Hitos del Ford Ranger en el Dakar 2014

enero 23, 2014

El Ford Race Team consiguió sobreponerse a numerosas dificultades en una de las competiciones más duras del mundo. Consiguió acabar la prueba en una más que digna 23º posición general y registró memorables momentos durante el rally, como en el desierto de Atacama.

En cifras intimida, pero superarlo y llegar a la meta supone realmente todo un hito: 9.300 km de recorrido por Argentina, Bolivia y Chile, las arenas más duras del planeta, hasta 12 horas al volante sobre el terreno más inhóspito y complicado… El rally Dakar 2014 de Suramérica, que terminó el pasado sábado, ha quedado en la Historia como una de las competiciones más duras.

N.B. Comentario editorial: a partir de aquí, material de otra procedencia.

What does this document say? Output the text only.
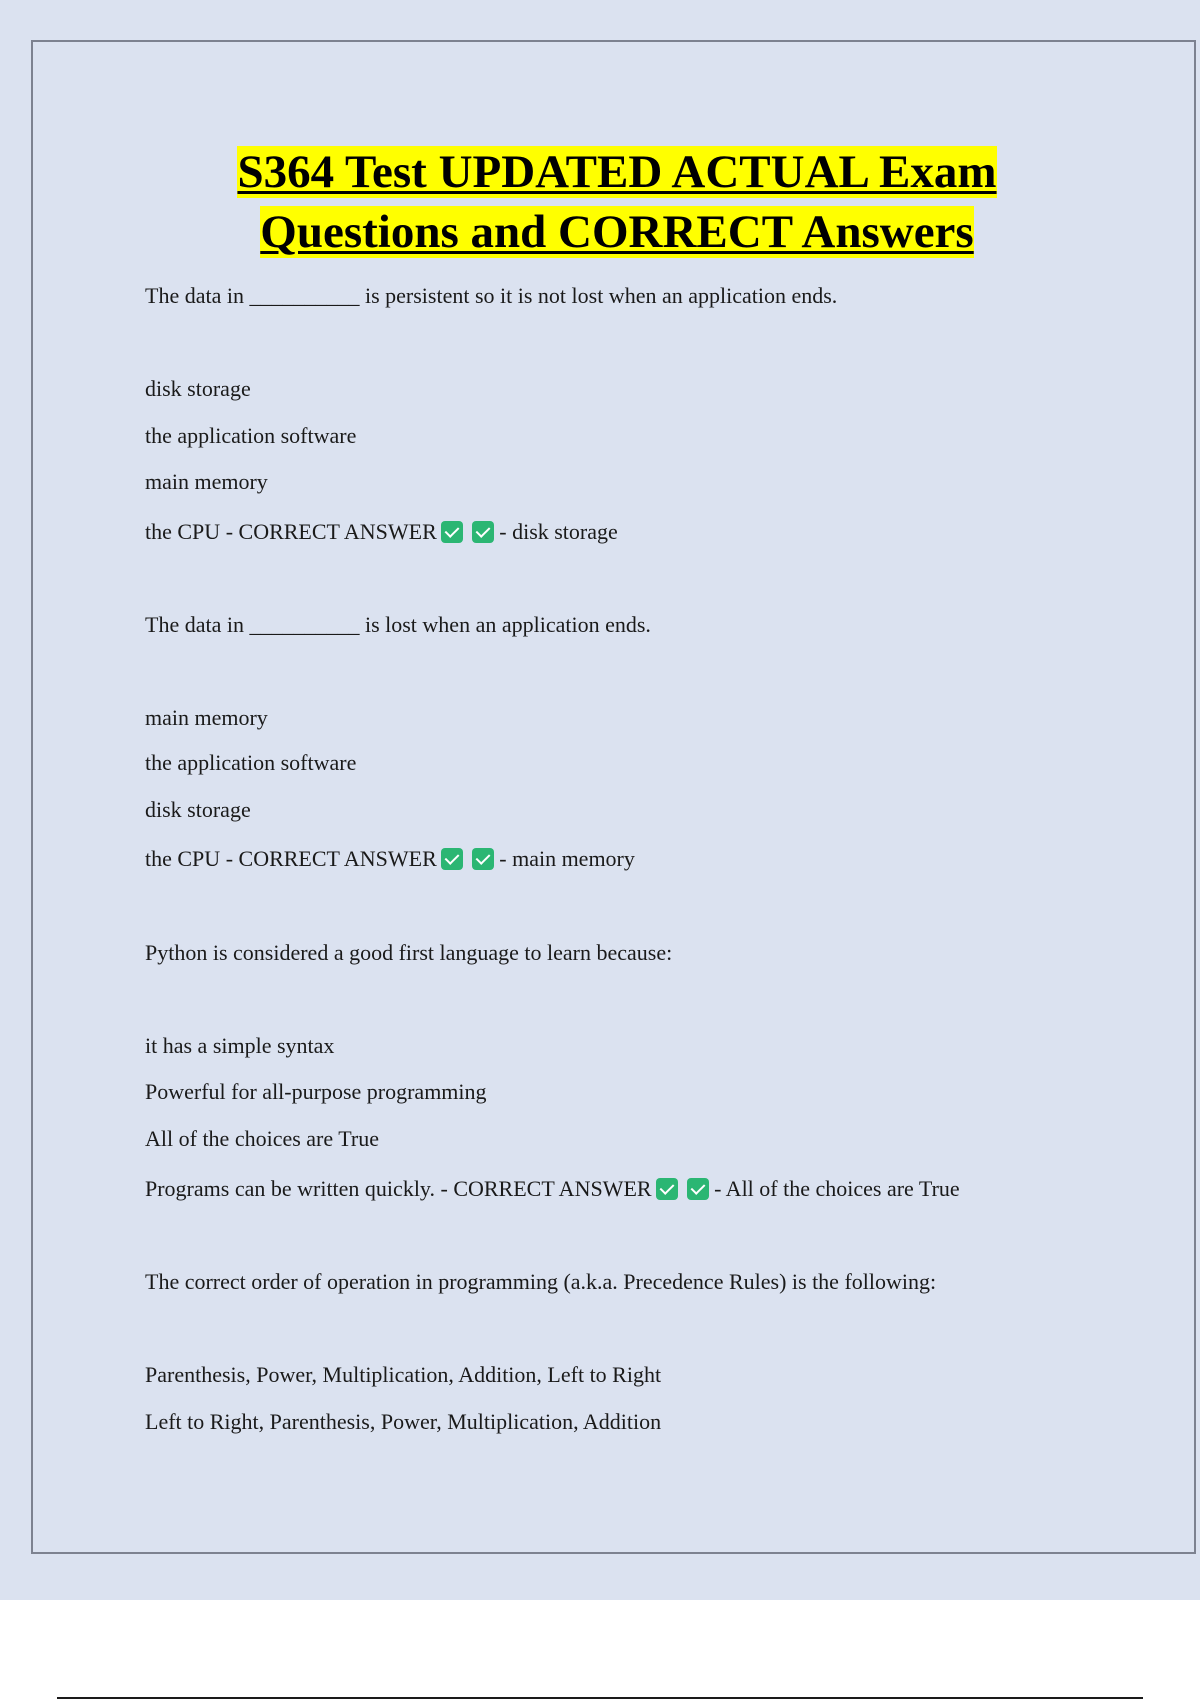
S364 Test UPDATED ACTUAL Exam
Questions and CORRECT Answers
The data in __________ is persistent so it is not lost when an application ends.
disk storage
the application software
main memory
the CPU - CORRECT ANSWER	- disk storage
The data in __________ is lost when an application ends.
main memory
the application software
disk storage
the CPU - CORRECT ANSWER	- main memory
Python is considered a good first language to learn because:
it has a simple syntax
Powerful for all-purpose programming
All of the choices are True
Programs can be written quickly. - CORRECT ANSWER	- All of the choices are True
The correct order of operation in programming (a.k.a. Precedence Rules) is the following:
Parenthesis, Power, Multiplication, Addition, Left to Right
Left to Right, Parenthesis, Power, Multiplication, Addition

Y el equipo Ford ha estado a la altura del acontecimiento.

Lucio Álvarez, el piloto del Ford Ranger, terminó vigésimo tercero en la clasificación general del rally, en la categoría de coches. Más allá del resultado final, fue protagonista de grandes momentos que pusieron a prueba su espíritu de superación para tener un más que digno desempeño en la prueba. El balance final fue más que positivo, ya que logró concretar con creces uno de los objetivos prioritarios que se había trazado: culminar.

Junto a su copiloto, Ronnie Graue, debieron enfrentar dificultades en el transcurso del rally, pero se sobrepusieron a las trampas del camino, a las condiciones extremas de la carrera, y hasta se lucieron con muy buenas actuaciones durante algunas etapas. Como ocurrió en la penúltima. Cuando algunos de los equipos ya no arriesgaban y se conformaban con llegar sin problemas mecánicos o técnicos a la meta, el Team Ford Racing terminó en un destacado octavo lugar.

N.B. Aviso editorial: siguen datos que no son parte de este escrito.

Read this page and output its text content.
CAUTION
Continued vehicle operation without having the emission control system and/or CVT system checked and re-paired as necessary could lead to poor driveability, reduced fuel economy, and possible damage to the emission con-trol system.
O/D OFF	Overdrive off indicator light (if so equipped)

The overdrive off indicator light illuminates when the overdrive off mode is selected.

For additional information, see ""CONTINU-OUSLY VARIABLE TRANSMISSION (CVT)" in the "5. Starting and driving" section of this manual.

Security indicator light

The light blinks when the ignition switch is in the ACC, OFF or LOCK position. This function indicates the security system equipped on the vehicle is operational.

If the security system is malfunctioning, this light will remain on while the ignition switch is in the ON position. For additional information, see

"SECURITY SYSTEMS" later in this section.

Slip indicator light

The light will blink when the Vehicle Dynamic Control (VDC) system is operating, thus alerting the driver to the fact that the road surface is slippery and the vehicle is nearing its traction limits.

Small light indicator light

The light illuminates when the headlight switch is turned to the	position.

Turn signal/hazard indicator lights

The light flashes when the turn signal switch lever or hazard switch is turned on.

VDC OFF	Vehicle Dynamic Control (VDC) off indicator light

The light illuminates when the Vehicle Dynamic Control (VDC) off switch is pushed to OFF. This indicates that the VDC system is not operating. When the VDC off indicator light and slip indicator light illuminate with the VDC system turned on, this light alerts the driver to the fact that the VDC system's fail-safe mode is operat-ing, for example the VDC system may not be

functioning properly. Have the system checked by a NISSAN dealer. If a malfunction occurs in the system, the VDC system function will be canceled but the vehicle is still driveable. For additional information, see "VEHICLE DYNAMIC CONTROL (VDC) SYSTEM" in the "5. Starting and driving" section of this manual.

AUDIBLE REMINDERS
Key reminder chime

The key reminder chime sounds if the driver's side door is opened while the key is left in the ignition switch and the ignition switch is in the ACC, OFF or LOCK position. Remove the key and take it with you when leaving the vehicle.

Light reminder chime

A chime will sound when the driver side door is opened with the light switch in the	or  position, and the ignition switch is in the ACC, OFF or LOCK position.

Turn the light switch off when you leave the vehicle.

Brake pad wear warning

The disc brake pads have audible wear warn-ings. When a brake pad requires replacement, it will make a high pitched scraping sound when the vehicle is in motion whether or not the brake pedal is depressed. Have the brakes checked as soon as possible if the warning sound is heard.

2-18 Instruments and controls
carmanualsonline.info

El equipo de Ford consiguió completar todo el recorrido, tras 13 etapas infernales. Y eso no es poco, teniendo en cuenta el número de abandonos y las fatalidades que tuvieron lugar en esta nueva edición del Dakar. Si en algo destacaron Álvarez y Graue a bordo de su Ranger fue en tener un tremendo espíritu competitivo y levantarse una y otra vez de la adversidad (principalmente después de la primera y de la tercera etapa, el 5 y 7 de enero, donde padecieron numerosos inconvenientes fruto de la dureza de las etapas).

La segunda y última semana de la prueba sacó a relucir lo mejor de la pareja de Ford. Con temperaturas de hasta 60 grados centígrados en el interior de la cabina y de 40 en el exterior, hay un capítulo de este recorrido que merece enmarcarse. En la octava prueba, la bestia de Ford, de 350 CV, cilindros en V8 y especialmente adaptada para encarar las arenas del desierto, atravesó el Atacama, el más árido del mundo, tras cruzar el paso fronterizo de Jama a 4.200 metros de altura. El conductor estuvo a punto de quedarse adormecido, con ráfagas de viento de frente a 90 km/h. Por el efecto de la altitud, casi pierde la consciencia. Pero salió airoso al final de esta tormenta de polvo.

De cara al futuro, los objetivos y desafíos son mayores. El equipo de Ford mira el próximo Dakar con optimismo e ilusión para ir a por todas. No le faltan argumentos. Cuenta, como quedó demostrado, con excelentes pilotos, un coche “que quedará en la historia” en 2015 (como augura Álvarez), y el mejor equipo de ingenieros, mecánicos y otros integrantes del equipo, donde el compañerismo destaca por encima de todo, como quedó demostrado en la competición que acaba de finalizar.